14-Sonsuza Kadar

382 53 44
                                    

Herkese merhabaaa! Manyak bir bölümle geldim ve söyleyebilirim ki bu bölümle birlikte kitap için bir devrim başladı. Yazmak için sabırsızlandığım bölümlere geldik. Araya çok fazla zaman girdiğinin farkındayım ama en azından yeni dönem başlayana kadar kitaplara ikişer bölüm atmak istiyorum.
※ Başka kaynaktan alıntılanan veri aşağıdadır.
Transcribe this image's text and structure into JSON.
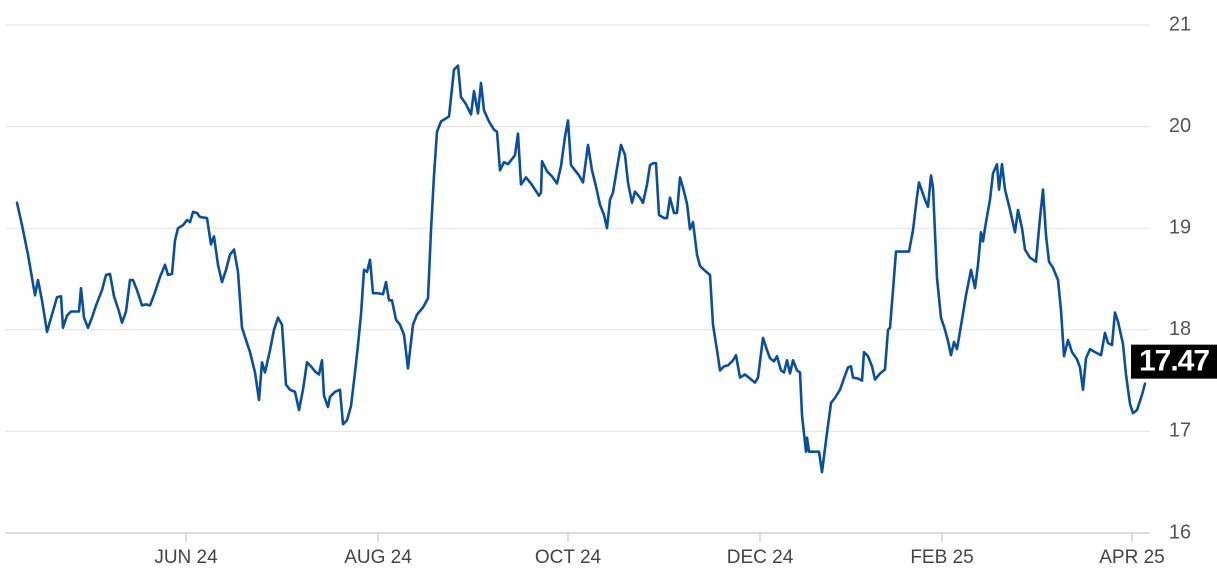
{
  "chart_data": {
    "type": "line",
    "x": [
      17,
      22,
      28,
      35,
      38,
      42,
      47,
      52,
      57,
      61,
      63,
      67,
      71,
      77,
      79,
      81,
      84,
      88,
      92,
      96,
      102,
      106,
      110,
      114,
      119,
      122,
      126,
      130,
      133,
      137,
      142,
      146,
      150,
      155,
      160,
      165,
      168,
      172,
      175,
      178,
      183,
      187,
      190,
      193,
      197,
      200,
      207,
      211,
      214,
      218,
      222,
      226,
      230,
      234,
      238,
      242,
      246,
      250,
      255,
      259,
      262,
      265,
      270,
      274,
      278,
      282,
      286,
      290,
      295,
      299,
      303,
      307,
      311,
      315,
      319,
      322,
      324,
      328,
      330,
      335,
      340,
      343,
      347,
      351,
      355,
      358,
      361,
      364,
      367,
      370,
      373,
      378,
      383,
      386,
      389,
      392,
      396,
      400,
      404,
      408,
      413,
      417,
      423,
      428,
      431,
      434,
      437,
      441,
      449,
      454,
      458,
      461,
      466,
      471,
      474,
      478,
      481,
      484,
      489,
      494,
      497,
      500,
      504,
      508,
      512,
      515,
      518,
      521,
      526,
      531,
      535,
      539,
      541,
      542,
      547,
      552,
      557,
      561,
      565,
      568,
      571,
      575,
      579,
      583,
      588,
      592,
      596,
      600,
      604,
      607,
      610,
      613,
      617,
      621,
      625,
      628,
      632,
      635,
      640,
      643,
      647,
      650,
      653,
      656,
      659,
      664,
      667,
      670,
      674,
      677,
      680,
      683,
      687,
      690,
      693,
      697,
      700,
      704,
      710,
      713,
      717,
      720,
      724,
      728,
      733,
      736,
      740,
      745,
      750,
      755,
      758,
      763,
      767,
      770,
      774,
      777,
      781,
      784,
      787,
      790,
      793,
      797,
      800,
      802,
      806,
      807,
      809,
      813,
      819,
      822,
      826,
      831,
      835,
      840,
      845,
      848,
      851,
      853,
      858,
      862,
      864,
      868,
      872,
      875,
      880,
      885,
      888,
      890,
      893,
      896,
      902,
      909,
      913,
      917,
      919,
      925,
      928,
      931,
      933,
      937,
      941,
      945,
      948,
      951,
      954,
      957,
      962,
      966,
      971,
      975,
      978,
      981,
      983,
      986,
      990,
      993,
      997,
      999,
      1002,
      1005,
      1010,
      1015,
      1018,
      1022,
      1025,
      1030,
      1036,
      1040,
      1043,
      1046,
      1049,
      1053,
      1058,
      1061,
      1064,
      1068,
      1072,
      1077,
      1080,
      1083,
      1086,
      1090,
      1095,
      1101,
      1105,
      1108,
      1112,
      1115,
      1118,
      1123,
      1126,
      1130,
      1133,
      1137,
      1142,
      1145
    ],
    "values": [
      19.25,
      19.03,
      18.74,
      18.34,
      18.49,
      18.29,
      17.98,
      18.15,
      18.32,
      18.33,
      18.02,
      18.14,
      18.18,
      18.18,
      18.18,
      18.41,
      18.12,
      18.02,
      18.12,
      18.24,
      18.39,
      18.54,
      18.55,
      18.33,
      18.18,
      18.07,
      18.18,
      18.49,
      18.49,
      18.39,
      18.24,
      18.25,
      18.24,
      18.37,
      18.52,
      18.64,
      18.54,
      18.55,
      18.88,
      19.0,
      19.03,
      19.08,
      19.06,
      19.16,
      19.15,
      19.11,
      19.1,
      18.84,
      18.92,
      18.64,
      18.47,
      18.59,
      18.74,
      18.79,
      18.57,
      18.02,
      17.9,
      17.78,
      17.58,
      17.31,
      17.68,
      17.58,
      17.8,
      18.0,
      18.12,
      18.05,
      17.46,
      17.41,
      17.39,
      17.21,
      17.41,
      17.68,
      17.64,
      17.59,
      17.56,
      17.7,
      17.35,
      17.24,
      17.34,
      17.39,
      17.41,
      17.07,
      17.11,
      17.25,
      17.58,
      17.85,
      18.15,
      18.59,
      18.57,
      18.69,
      18.36,
      18.36,
      18.35,
      18.47,
      18.29,
      18.29,
      18.1,
      18.05,
      17.95,
      17.62,
      18.05,
      18.15,
      18.22,
      18.31,
      18.98,
      19.52,
      19.95,
      20.05,
      20.1,
      20.56,
      20.6,
      20.29,
      20.22,
      20.12,
      20.35,
      20.13,
      20.43,
      20.16,
      20.05,
      19.97,
      19.95,
      19.57,
      19.65,
      19.63,
      19.68,
      19.72,
      19.93,
      19.43,
      19.5,
      19.44,
      19.38,
      19.32,
      19.35,
      19.66,
      19.56,
      19.51,
      19.44,
      19.61,
      19.9,
      20.06,
      19.62,
      19.57,
      19.52,
      19.45,
      19.82,
      19.57,
      19.41,
      19.23,
      19.13,
      19.0,
      19.28,
      19.35,
      19.59,
      19.82,
      19.72,
      19.45,
      19.25,
      19.36,
      19.3,
      19.25,
      19.43,
      19.62,
      19.64,
      19.64,
      19.13,
      19.1,
      19.1,
      19.3,
      19.15,
      19.15,
      19.5,
      19.4,
      19.24,
      18.99,
      19.06,
      18.74,
      18.63,
      18.59,
      18.54,
      18.05,
      17.8,
      17.6,
      17.64,
      17.65,
      17.7,
      17.75,
      17.53,
      17.56,
      17.52,
      17.48,
      17.53,
      17.92,
      17.8,
      17.72,
      17.69,
      17.74,
      17.6,
      17.58,
      17.7,
      17.57,
      17.7,
      17.6,
      17.58,
      17.16,
      16.8,
      16.94,
      16.8,
      16.8,
      16.8,
      16.6,
      16.91,
      17.28,
      17.33,
      17.41,
      17.55,
      17.63,
      17.64,
      17.53,
      17.52,
      17.5,
      17.78,
      17.74,
      17.64,
      17.51,
      17.57,
      17.61,
      18.0,
      18.02,
      18.39,
      18.77,
      18.77,
      18.77,
      18.98,
      19.31,
      19.45,
      19.28,
      19.21,
      19.52,
      19.4,
      18.51,
      18.12,
      18.0,
      17.89,
      17.75,
      17.88,
      17.81,
      18.1,
      18.34,
      18.59,
      18.41,
      18.64,
      18.96,
      18.87,
      19.06,
      19.28,
      19.54,
      19.63,
      19.38,
      19.63,
      19.38,
      19.18,
      18.96,
      19.18,
      19.0,
      18.79,
      18.71,
      18.67,
      19.1,
      19.38,
      18.93,
      18.67,
      18.61,
      18.49,
      18.19,
      17.74,
      17.9,
      17.78,
      17.71,
      17.63,
      17.41,
      17.72,
      17.81,
      17.78,
      17.75,
      17.97,
      17.87,
      17.85,
      18.17,
      18.08,
      17.86,
      17.56,
      17.27,
      17.18,
      17.21,
      17.36,
      17.47
    ],
    "color": "#0b4f9c",
    "xlim": [
      5,
      1150
    ],
    "xticks": [
      {
        "value": 186,
        "label": "JUN 24"
      },
      {
        "value": 378,
        "label": "AUG 24"
      },
      {
        "value": 568,
        "label": "OCT 24"
      },
      {
        "value": 760,
        "label": "DEC 24"
      },
      {
        "value": 942,
        "label": "FEB 25"
      },
      {
        "value": 1132,
        "label": "APR 25"
      }
    ],
    "ylim": [
      16,
      21
    ],
    "yticks": [
      16,
      17,
      18,
      19,
      20,
      21
    ],
    "grid": true
  }
}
Bölüm için daha iyi bir şarkı olamazdı bu arada.

Sizleri seviyorum.

Birazasli iyi okumalar diler...



(Medya: J. Cole - She Knows)

Otuz altı saati doldurmuş ve yaklaşık 17 dakika da geçirmiştik. Sonucunda pek çok şey hissetmem gerekirdi ama duygularımı kapatmakta usta olduğum aşikardı. Bazen kendimi bir robot gibi görüyordum. Birkaç kez dönüyordum, fişten çekilene kadar varlığımı sürdürüyor ve sonra makinist gelsin diye beklemeye devam ediyordum.

Bazıları Tanrı tarafından kutsanmışlığım olduğunu düşünüyordu. Görünmeyen bir silaha sahip olmak elbette diğer tüm insanlara kaşı bir avantajdı ancak keşke... Keşke benim de yaratıcıyla güçlü bir bağım olsaydı. O zaman İhtiyar'a teşekkür etmez ve azılı bir bağımlılığa muhtaç olmazdım. Duygularımı yok eder, bunun için de ilaca gereksinim duymazdım. Ama insanoğlu işte, alışkanlıklarından vazgeçmesi acılı oluyordu.
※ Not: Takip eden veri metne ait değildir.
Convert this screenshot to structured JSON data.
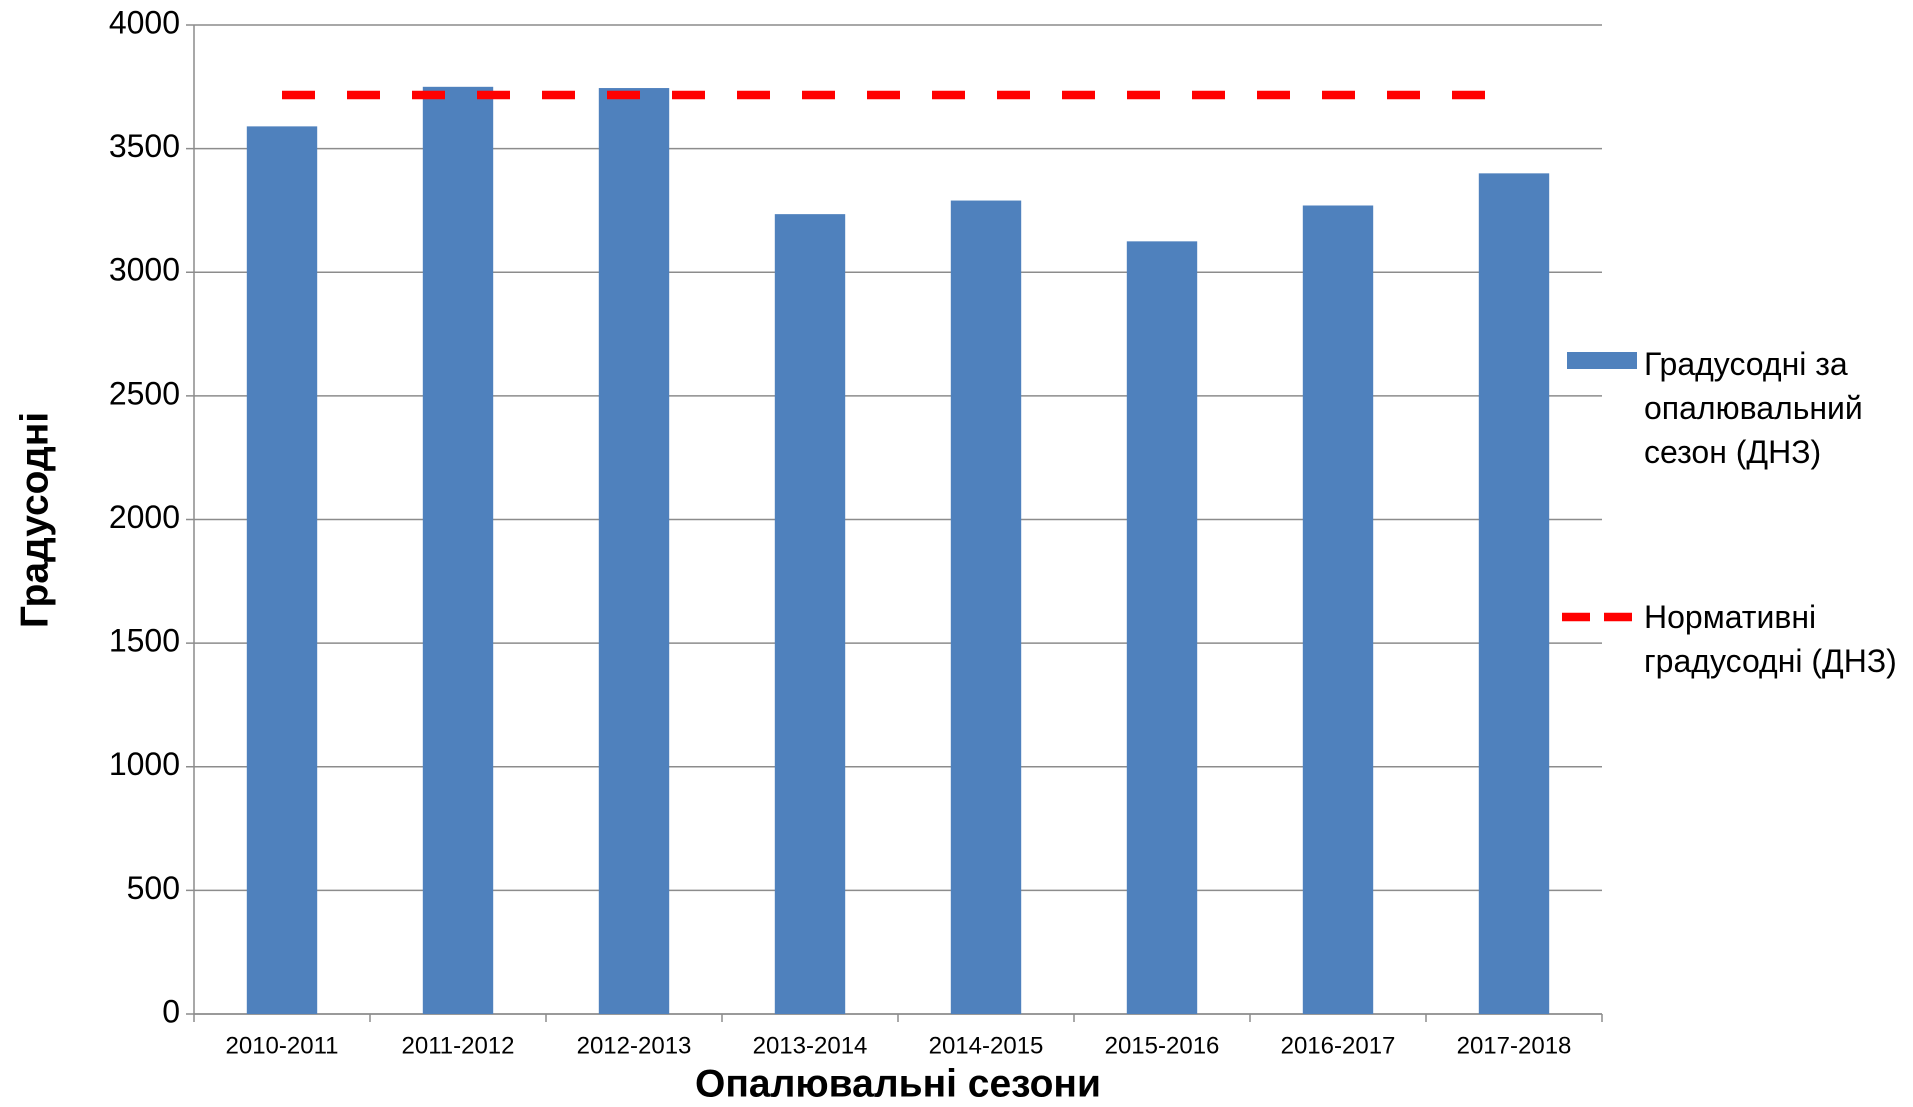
{
  "chart_data": {
    "type": "bar",
    "x_label": "Опалювальні сезони",
    "y_label": "Градусодні",
    "categories": [
      "2010-2011",
      "2011-2012",
      "2012-2013",
      "2013-2014",
      "2014-2015",
      "2015-2016",
      "2016-2017",
      "2017-2018"
    ],
    "series": [
      {
        "name": "Градусодні за опалювальний сезон (ДНЗ)",
        "type": "bar",
        "color": "#4f81bd",
        "values": [
          3590,
          3750,
          3745,
          3235,
          3290,
          3125,
          3270,
          3400
        ]
      },
      {
        "name": "Нормативні градусодні (ДНЗ)",
        "type": "line",
        "dashed": true,
        "color": "#ff0000",
        "values": [
          3717,
          3717,
          3717,
          3717,
          3717,
          3717,
          3717,
          3717
        ]
      }
    ],
    "ylim": [
      0,
      4000
    ],
    "yticks": [
      0,
      500,
      1000,
      1500,
      2000,
      2500,
      3000,
      3500,
      4000
    ],
    "grid": true,
    "legend": "right"
  }
}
Babamla aram her zaman çok iyiydi. Öyle ki bana ve ablama fiziği sevdirmeye çalıştığı dönemlerde mutfak masasında oturuyorduk. O zaman kaç yaşında olduğumu bile bilmiyordum ancak anaokuluna gittiğimi tahmin ediyorum. Dünya, fizik kuralları üzerine kuruluymuş ama aslında tüm evren fizik kurallarına sahipmiş.
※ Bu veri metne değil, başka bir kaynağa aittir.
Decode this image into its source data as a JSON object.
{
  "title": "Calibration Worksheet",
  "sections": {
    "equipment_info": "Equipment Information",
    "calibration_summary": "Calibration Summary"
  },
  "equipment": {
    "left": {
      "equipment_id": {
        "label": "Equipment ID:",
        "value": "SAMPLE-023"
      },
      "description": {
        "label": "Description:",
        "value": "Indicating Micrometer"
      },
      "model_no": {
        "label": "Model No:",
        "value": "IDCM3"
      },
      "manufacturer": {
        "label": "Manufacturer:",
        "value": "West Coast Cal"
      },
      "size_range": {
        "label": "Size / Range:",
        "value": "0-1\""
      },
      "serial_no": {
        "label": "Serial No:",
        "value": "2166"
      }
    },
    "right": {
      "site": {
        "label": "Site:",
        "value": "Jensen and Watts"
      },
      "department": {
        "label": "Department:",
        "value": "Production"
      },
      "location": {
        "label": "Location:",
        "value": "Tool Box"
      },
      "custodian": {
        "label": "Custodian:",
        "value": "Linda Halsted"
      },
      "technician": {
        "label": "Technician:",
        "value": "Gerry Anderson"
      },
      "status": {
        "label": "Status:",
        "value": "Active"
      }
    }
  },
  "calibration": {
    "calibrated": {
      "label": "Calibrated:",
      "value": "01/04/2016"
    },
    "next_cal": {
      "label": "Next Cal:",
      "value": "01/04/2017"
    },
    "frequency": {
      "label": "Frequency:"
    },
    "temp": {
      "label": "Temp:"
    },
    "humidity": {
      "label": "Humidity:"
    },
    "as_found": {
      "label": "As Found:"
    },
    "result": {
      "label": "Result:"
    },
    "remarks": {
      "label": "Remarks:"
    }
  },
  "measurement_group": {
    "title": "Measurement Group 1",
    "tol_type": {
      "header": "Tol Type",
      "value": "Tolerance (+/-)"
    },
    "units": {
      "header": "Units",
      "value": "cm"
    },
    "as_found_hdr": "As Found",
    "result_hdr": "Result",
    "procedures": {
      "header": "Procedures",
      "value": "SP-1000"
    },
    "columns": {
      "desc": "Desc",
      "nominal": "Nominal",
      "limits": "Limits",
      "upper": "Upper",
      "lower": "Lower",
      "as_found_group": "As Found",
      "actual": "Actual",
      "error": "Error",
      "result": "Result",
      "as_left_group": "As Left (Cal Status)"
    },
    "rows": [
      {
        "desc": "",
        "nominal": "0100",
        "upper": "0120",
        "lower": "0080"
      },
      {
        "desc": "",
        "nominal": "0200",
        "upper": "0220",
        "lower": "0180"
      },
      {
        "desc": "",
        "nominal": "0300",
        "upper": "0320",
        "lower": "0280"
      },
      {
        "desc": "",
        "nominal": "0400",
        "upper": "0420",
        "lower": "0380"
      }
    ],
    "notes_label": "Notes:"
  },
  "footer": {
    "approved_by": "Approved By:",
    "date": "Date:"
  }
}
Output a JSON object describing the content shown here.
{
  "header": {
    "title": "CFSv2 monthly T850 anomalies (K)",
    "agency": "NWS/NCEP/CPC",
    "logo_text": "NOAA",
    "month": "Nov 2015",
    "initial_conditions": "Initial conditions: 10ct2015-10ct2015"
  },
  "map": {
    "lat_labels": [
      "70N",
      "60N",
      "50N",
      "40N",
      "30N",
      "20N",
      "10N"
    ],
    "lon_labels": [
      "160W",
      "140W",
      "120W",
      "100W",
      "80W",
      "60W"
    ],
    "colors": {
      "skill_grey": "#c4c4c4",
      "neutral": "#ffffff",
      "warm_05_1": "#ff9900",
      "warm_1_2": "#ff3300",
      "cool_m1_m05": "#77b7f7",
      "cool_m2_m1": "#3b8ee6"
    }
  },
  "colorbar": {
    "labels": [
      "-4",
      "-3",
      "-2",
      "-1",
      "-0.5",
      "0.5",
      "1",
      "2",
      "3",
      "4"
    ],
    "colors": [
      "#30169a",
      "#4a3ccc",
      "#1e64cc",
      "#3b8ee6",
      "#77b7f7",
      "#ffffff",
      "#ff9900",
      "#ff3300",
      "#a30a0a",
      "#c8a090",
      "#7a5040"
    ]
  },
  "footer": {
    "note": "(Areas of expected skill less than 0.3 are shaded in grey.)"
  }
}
O zaman bu kuralları Allah koymuş ve dünyadaki her şey de kurala uymalıymış gibi düşünmüştüm. Yani, ben kurallara uymadığım için ceza alıyordum ve dünyada yaşanan hava olayları da bana Allah'ın verdiği cezalar gibi geliyordu. Mesela hava çok soğuksa bulutlar kural dışı iş yapmıştı, çok sıcaksa da güneş Allah'ı kızdırmış olmalıydı.

Kısa bir süre sonra, bir sabah tuvalete gitmek için kalktığımda babamla karşılaşmıştım. Çoğu zaman olduğu gibi bir şeyler yazıp çiziyordu ama okuma yazmam yoktu henüz. Bu yüzden ne yaptığını anlamıyordum. Ama bazı öğrencilere yıldız attığını görebiliyordum ki ben de elime kırmızı bir kalem alıp tüm kağıtlara yıldız atıyordum. Babam hiç kızmazdı çünkü sağ köşeye yıldız atmama. Hatta bir keresinde tüm sayfayı yıldızlarla doldurmuştum ama yaptığı tek şey gülmek ve kağıdın sahibinin yaptığım yıldızları çok beğeneceğini söylemek olmuştu.

O gün, sabaha karşıydı. Hava oldukça soğuktu ve uyurken çıkardığım çoraplar yüzünden yere temas eden ayaklarım üşüyordu. Tuvalete gittikten sonra koşarak babamın yanına dönmüş, elime de bir kırmızı kalem almıştım. Ancak bu kez kağıtlara yıldız atmamamı söylemiş, resim yapmak istersem diye bana boş bir kağıt vermişti.

Uyusaydım, uyuyabilirdim. Ancak ben babamla vakit geçirmek için o gün uyumamayı tercih etmiştim. İçten içe, onu çok özlüyor ve benim de öğretmenim olmasını istiyordum. Bu sayede hiçbir zaman ayrı kalmak zorunda olmazdık. Ama onun öğrencileri benden çok büyüktü, hatta ablamdan bile büyüktü.

Rastgele şekiller çizmeye başladığımda ara ara babama gösterip nasıl olduğunu soruyor, hesapları baştan yapmak zorunda kalmasına neden oluyordum.